You are viewing a plain text version of this content. The canonical link for it is here.
Posted to dev@avro.apache.org by Walt - DMG <wa...@dmg.org> on 2016/09/19 18:42:35 UTC

Fixed dimension for array

Greetings!

We represent the Data Mining Group <http://dmg.org/>, a 501(c)3
organization managing data mining standards such as the Portable Format for
Analytics (PFA) <http://dmg.org/pfa/>. PFA is used by data scientists to
transport and deploy predictive models in a standards-compliant way.

You may be interested to know that PFA, a JSON-based format, uses Avro as
its type system <http://dmg.org/pfa/docs/avro_types/>. Although this is
tangential to Avro's main goal as a serialization system, it fits well with
our need to describe structured types in JSON. (We even use Avro's schema
resolution to identify subtypes for covariant function arguments.)

In our development of PFA, we have found one kind of data structure that is
hard to express in Avro: tensors. Although we can (and do) build matrices
as {"type": "array", "items": {"type": "array", "items": "double"}}, this
type does not specify that the grid of numbers is rectangular. We believe
that rectangular arrays of numbers (or other nested types) would be a
strong addition to Avro, both as a type system and as a serialization
format. With the total size of all dimensions fixed in the schema, they
would not need to be repeated in each serialized datum.

For instance, suppose there was an extension of type "array" to specify
dimensions:

{"type": "array", "dimensions": [3, 3, 3, 3], "items": "double"}


This 3-by-3-by-3-by-3 tensor (representing, for instance, the Riemann
curvature tensor <https://en.wikipedia.org/wiki/Riemann_curvature_tensor>
in 3-space) specifies that 81 double-precision numbers (3*3*3*3) are
expected for each datum. With nested arrays, the size, "3," would have to
be separately encoded 40 times (1 + 3*(1 + 3*(1 + 3))) for each datum, even
though they never change in a dataset of Riemann tensors. With a
"dimensions" attribute in the schema, only the content needs to be
serialized. Moreover, this extension can clearly be used with any other
"items" type, to make dense tables of strings, for instance.
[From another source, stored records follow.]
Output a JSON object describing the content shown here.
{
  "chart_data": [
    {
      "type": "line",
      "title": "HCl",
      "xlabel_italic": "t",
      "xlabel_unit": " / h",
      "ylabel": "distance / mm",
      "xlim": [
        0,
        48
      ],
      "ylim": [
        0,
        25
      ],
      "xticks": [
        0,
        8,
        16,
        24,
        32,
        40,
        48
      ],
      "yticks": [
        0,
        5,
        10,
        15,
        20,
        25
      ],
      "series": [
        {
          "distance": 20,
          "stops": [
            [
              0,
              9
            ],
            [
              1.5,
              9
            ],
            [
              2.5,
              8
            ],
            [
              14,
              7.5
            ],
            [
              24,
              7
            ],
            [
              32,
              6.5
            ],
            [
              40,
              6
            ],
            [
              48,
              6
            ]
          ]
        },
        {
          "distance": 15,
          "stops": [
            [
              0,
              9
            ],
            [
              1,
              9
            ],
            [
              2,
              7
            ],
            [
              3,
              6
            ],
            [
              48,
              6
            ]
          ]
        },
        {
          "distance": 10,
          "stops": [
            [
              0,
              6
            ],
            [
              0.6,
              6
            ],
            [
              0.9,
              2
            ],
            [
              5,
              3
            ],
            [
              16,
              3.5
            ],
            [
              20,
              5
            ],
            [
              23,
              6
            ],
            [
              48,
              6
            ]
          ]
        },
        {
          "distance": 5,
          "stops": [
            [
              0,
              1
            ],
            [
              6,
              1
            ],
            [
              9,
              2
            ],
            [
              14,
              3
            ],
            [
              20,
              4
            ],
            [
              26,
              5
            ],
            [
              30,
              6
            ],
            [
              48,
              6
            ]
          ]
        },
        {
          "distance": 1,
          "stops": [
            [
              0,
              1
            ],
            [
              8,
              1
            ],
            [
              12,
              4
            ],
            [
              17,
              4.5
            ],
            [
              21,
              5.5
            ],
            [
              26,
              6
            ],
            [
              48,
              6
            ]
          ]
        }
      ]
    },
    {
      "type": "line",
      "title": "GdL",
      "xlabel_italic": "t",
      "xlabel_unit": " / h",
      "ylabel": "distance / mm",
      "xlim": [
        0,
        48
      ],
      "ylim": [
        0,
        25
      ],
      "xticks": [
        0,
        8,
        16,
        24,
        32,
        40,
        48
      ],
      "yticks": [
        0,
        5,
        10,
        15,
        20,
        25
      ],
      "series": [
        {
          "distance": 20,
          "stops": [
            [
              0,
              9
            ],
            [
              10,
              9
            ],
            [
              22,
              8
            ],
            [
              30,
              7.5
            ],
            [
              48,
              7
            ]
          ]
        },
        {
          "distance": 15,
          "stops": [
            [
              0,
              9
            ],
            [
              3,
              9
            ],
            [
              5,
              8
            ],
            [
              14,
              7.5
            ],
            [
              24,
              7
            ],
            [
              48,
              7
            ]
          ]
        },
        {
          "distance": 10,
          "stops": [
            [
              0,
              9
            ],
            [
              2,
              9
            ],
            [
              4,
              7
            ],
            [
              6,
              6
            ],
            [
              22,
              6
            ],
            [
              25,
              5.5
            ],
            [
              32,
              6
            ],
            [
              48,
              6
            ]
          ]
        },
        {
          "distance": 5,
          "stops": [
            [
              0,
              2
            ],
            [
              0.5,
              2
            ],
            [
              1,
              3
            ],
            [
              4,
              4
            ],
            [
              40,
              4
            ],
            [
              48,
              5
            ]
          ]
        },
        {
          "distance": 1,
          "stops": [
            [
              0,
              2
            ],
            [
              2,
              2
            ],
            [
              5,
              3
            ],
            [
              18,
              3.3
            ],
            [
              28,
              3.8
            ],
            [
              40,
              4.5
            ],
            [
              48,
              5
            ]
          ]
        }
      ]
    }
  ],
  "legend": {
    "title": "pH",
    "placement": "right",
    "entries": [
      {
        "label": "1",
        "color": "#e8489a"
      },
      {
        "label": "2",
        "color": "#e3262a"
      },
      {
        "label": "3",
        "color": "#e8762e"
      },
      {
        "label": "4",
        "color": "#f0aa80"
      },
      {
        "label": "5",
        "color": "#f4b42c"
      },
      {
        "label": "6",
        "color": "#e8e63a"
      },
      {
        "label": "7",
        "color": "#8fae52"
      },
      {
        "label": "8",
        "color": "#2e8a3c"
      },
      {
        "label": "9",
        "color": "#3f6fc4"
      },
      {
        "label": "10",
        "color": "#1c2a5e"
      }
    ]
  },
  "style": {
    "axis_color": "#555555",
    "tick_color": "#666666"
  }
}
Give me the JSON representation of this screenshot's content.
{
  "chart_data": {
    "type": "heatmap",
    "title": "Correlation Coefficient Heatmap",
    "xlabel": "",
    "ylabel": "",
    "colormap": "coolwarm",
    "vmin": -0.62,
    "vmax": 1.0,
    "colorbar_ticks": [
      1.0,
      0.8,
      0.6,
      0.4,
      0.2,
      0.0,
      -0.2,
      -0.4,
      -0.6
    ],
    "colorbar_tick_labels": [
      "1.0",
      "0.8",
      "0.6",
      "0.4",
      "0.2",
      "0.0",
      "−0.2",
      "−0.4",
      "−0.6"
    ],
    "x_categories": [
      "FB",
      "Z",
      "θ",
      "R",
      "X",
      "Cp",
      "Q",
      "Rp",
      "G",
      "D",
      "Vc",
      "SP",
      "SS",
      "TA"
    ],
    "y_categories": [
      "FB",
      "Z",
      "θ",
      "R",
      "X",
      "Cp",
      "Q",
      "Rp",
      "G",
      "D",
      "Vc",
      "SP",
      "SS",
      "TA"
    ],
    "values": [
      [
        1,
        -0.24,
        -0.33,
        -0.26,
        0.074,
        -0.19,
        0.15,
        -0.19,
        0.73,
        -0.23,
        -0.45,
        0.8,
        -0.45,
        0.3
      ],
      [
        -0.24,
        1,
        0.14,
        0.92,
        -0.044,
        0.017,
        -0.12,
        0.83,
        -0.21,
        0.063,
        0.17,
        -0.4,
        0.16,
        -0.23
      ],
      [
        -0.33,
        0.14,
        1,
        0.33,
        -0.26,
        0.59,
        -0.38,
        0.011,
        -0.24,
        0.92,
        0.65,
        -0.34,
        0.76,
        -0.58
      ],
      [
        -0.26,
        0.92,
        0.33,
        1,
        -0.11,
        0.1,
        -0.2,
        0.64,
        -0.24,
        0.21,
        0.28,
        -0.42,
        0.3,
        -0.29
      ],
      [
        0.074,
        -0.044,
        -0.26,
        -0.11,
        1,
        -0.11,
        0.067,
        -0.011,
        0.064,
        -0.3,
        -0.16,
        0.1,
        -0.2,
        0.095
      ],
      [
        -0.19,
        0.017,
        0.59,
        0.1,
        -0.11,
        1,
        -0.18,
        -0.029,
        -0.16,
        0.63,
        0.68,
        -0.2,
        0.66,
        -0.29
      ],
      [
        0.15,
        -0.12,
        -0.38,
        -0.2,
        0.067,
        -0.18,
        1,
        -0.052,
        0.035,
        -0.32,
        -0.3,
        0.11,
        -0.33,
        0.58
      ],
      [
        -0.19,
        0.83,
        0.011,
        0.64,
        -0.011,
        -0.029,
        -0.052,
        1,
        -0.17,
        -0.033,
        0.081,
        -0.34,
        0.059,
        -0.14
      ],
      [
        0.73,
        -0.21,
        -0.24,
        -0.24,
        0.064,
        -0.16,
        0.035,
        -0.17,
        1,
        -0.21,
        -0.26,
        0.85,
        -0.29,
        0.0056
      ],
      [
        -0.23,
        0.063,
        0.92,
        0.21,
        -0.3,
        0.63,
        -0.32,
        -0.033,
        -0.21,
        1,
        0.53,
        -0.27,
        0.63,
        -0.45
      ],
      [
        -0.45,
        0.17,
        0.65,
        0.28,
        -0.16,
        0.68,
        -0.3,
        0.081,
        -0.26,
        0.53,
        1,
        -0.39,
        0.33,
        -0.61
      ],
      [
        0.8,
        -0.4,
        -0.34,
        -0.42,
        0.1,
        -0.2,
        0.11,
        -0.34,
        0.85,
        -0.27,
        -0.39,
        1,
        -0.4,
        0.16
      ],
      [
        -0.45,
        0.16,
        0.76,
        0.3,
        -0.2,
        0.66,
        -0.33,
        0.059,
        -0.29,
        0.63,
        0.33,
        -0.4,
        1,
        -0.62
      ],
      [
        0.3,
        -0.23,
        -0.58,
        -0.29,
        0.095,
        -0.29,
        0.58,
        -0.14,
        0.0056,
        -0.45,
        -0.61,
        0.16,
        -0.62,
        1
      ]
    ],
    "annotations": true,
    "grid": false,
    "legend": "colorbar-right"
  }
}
Avro has been extended in a similar way in the past. The "fixed" type is a
"bytes" without the need to specify the number of bytes for each datum. Our
proposal provides a similar packing for structured objects that can be
significant for large numbers of dimensions, as shown above. The advantage
to PFA is that we can write functions that do not need to check all array
sizes at runtime (for operations like tensor contractions and products).

We have searched the web and the Avro JIRA site for similar proposals and
found none, so we're adding this proposal to JIRA (see issue 1922
<https://issues.apache.org/jira/browse/AVRO-1922>) in addition to this
e-mail. Please let us know if you have any comments, or if we can provide
any more information.

Thank you for your consideration!
-- Walt Wells for the Data Mining Group

Re: Fixed dimension for array

Posted by Ryan Blue <rb...@netflix.com.INVALID>.
Hi Walt,

Thanks for bringing this up, it sounds like an interesting idea.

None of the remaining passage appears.